In Los Angeles, the city that initially shunned Metallica, something faster, heavier, and more sinister was congealing. Slayer—bassist and vocalist Tom Araya, guitarists Kerry King and Jeff Hanneman, and drummer Dave Lombardo—formed in 1981 as a classic metal cover band, but over the next five years they took the intensity of Metallica and combined it with the ferocity of hardcore and the occult lyrics of Venom; to date they remain one of the most brutal, uncompromising bands on the scene.

KERRY KING:
[Slayer bassist] Tom [Araya] was in a band with my guitar teacher and their guitarist got the axe, and they got me in to play, probably just to fill space. But I knew the songs, so I stayed. I was sixteen at the time, and then that band fizzled when I was seventeen. So I was looking in the
Recycler
for bands to jam with. I tried out for this band that was rehearsing right above where [guitarist] Jeff [Hanneman] worked. They were these Spinal Tap dudes—old guys that had no business doing anything. But I heard Jeff practicing guitar during some downtime at work, and he was playing songs I knew. So I got Jeff’s number and we started hooking up. [Drummer] Dave [Lombardo] lived right down the street from me.
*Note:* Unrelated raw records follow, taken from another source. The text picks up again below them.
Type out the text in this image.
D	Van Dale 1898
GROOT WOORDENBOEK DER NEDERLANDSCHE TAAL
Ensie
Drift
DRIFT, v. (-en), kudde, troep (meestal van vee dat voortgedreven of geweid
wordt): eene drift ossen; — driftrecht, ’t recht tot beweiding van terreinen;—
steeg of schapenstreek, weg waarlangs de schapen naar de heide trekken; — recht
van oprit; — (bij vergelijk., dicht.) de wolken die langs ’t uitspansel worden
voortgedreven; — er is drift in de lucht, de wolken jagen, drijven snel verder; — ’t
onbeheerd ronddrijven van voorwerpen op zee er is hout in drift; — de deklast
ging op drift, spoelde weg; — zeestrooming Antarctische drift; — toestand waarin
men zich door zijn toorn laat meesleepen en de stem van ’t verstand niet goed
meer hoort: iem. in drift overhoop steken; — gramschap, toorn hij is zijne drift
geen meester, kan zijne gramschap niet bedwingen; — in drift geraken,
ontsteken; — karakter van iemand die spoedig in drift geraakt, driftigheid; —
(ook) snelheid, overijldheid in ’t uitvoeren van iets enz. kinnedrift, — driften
One day he stopped at my house and said, “Hey, you got some guitars?” I guess he heard me playing. And I said, “Yeah, you wanna see?” So me, Jeff, and Dave jammed in his garage a couple times. I got back in touch with Tom, and we jammed, and that was it.
JEFF HANNEMAN (Slayer):
We were in LA, but we all hated glam. I was listening to a lot of hardcore, but I still loved classic metal like Judas Priest and Iron Maiden. Kerry was more into the metal. So when we started writing songs, we combined the best of both.
KERRY KING:
When we started Slayer, we did a lot of Priest covers, but then we heard those first two
Metal Massacre
records and we knew we could write songs that were better than those, so we progressed rapidly.
TOM ARAYA:
We met the folks at Metal Blade and they said, “Listen, we’ll put you on this
Metal Massacre III
album. So we did “Aggressive Perfector” for
Metal Massacre III
in 1982, and that was the birth and beginning of the Slayer sound. We wrote that song just for that record and we rehearsed it for weeks. We recorded it in one day. We listened to it and compared it to everything else on the record, and we thought, “This fucking rocks!” The only thing we kept saying was, “This needs to be a little faster.” So we kept trying to do stuff that was faster and heavier and more violent.